Anonymous online poker tables Good For Recreational Players

Dodging seating scripts and the use of HUDs discussed in latest MPN blog.
The latest MPN blog discusses the use of third party tools at online poker tables, focusing particularly on the use of seating scripts and HUDs.
Microgaming's head of poker, Alex Scott, says that the MPN has a transparent approach to the use of trackers and HUDs, but whilst permitting them it also gives players the option of anonymous tables, where their use is discouraged and difficult.
"For those that want to use them, or don’t mind playing against players who might be using them, we have plenty of tables at which they are allowed to be used," he writes, adding:
"For those people who prefer not to use such tools, or who don’t want to play against people using HUDs or trackers, we have Anonymous Tables, where their opponents’ names are obscured. At these tables, there is little point in trying to track opponents because the game doesn’t specify who they are.

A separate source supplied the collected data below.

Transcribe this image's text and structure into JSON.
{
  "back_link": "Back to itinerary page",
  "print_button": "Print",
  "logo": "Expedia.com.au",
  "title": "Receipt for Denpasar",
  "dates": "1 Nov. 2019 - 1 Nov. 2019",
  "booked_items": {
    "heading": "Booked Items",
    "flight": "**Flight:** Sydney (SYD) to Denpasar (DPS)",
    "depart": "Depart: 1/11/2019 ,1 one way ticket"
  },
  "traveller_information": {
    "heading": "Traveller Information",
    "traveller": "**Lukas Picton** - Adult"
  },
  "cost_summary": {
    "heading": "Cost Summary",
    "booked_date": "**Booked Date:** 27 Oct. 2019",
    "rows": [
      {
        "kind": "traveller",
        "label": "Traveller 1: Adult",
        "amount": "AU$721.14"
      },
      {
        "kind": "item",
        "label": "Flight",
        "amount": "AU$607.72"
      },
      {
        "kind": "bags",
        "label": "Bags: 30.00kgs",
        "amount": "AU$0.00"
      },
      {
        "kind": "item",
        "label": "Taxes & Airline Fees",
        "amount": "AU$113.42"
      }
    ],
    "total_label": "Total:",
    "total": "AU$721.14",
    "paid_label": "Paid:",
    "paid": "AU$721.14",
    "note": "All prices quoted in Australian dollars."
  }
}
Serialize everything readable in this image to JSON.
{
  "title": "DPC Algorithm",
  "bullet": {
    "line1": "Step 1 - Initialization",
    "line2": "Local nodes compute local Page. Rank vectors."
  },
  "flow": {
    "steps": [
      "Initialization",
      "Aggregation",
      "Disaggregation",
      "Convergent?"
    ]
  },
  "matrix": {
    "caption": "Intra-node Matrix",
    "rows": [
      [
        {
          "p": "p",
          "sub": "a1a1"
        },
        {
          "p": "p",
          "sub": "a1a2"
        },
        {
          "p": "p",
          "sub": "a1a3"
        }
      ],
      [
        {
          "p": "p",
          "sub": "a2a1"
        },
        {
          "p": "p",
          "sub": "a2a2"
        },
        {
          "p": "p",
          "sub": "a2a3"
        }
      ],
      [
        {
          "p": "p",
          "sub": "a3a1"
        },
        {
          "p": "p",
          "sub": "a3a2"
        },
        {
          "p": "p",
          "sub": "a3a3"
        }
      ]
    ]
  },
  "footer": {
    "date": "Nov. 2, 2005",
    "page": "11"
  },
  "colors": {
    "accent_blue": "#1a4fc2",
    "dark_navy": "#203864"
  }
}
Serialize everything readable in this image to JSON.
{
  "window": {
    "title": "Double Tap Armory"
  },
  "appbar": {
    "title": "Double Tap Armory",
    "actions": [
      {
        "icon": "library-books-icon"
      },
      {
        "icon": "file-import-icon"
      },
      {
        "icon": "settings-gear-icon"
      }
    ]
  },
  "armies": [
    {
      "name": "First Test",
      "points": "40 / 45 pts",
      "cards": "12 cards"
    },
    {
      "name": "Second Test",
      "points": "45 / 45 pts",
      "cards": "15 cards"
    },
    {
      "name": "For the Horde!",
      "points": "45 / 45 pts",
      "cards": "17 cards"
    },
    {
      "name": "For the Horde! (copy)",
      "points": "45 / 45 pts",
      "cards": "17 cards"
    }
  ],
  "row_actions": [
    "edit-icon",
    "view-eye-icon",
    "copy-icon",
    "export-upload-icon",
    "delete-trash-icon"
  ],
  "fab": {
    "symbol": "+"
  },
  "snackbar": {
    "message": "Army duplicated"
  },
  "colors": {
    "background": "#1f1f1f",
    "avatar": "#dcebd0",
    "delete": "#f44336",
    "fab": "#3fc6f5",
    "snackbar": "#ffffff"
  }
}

"We also don’t support HUDs and tracking software in Blaze Poker. This attitude has undoubtedly made Blaze Poker less profitable for us, but we feel that players should have a genuine choice between tracking and no tracking."
Using mobile devices is another element that has to be considered when it comes to the fairness of using third party tools, Scott says.
Six MPN poker rooms offer Microgaming's mobile software, with more on the way. Players using the mobile software can’t use tracking programs, HUDs, or seating scripts, and therefore can’t equalise the advantage given by third-party tools.
"Since the industry is irreversibly heading into the mobile age, that means that more and more players every day will not be playing on a level playing field," Scott observes.
Seating scripts are becoming increasingly noticeable, and Scott is concerned about one in particular that monitors the tables for weak players, and then instantly seats the user with a weak player when one is found.
Casual players simply aren’t aware of these scripts, he comments, and would be horrified to find out about them.
Scott views this usage as predatory play, and asks whether it is fair and if the network should allow this type of activity to take place.
Explaining how seating scripts work, Scott reveals that the script needs to know who is weak and who is not at a table, and to do that the script interacts with a tracking program. Here again, choosing to play at the anonymous tables defeats the script threat because tracking programs can’t gather data on who is a winner and who is a loser at anonymous tables.
Admitting that the MPN does not presently have a reliable way to detect when a script is being used, Scott explains that such a capability could be designed into the overall software from scratch, but retro-fitting it is a somewhat more difficult task.
"Certainly, if you designed your software from scratch, bearing in mind that you would want to detect scripts, then it would be fairly trivial to detect them. The problem is that it is absolutely not easy to build this into software that already exists. Not impossible, but very difficult and very time consuming," he writes.
Commenting on the feasibility of an outright ban, Scott opines: "The problem with seating scripts is that the cases are often grey areas, and it’s extremely difficult to apply a ban fairly and consistently across the whole player base. Arguably, such a ban could result in a more uneven playing field than before the ban."
Microgaming's head of poker concludes with sentiments with which many poker fans will identify, lamenting the evolution of poker which is taking it away from being a game of personal skill and honest competition among peers.
"I don’t want poker to become a game where the person who has the best software, or who is able to best take advantage of their software, is the ultimate benefactor. In my opinion, poker should be a test of wits – you versus your opponents," he writes, adding that experience has shown that where game organisers allow some players to gain an excessively large advantage, the games die.
Scott argues that online poker is due for rebalancing when it comes to seating scripts, and hints that permitting their use may not last forever.
"The weapon that is the seating script has become too powerful, and there is a lot more at stake than just points – the entire future of the online poker industry hinges on whether the game remains fun or not," he observes.
"On the MPN, seating scripts are currently allowed, but that will not be the case forever. When we have determined a way to reliably detect such tools and fairly enforce a ban, then we will rid the game of them without a hint of regret.
"In the meantime, we will be making lots of changes in 2015 aimed to make third-party programs less powerful. Winners will still win, and losers will still lose. But the game will be more fun for those that play."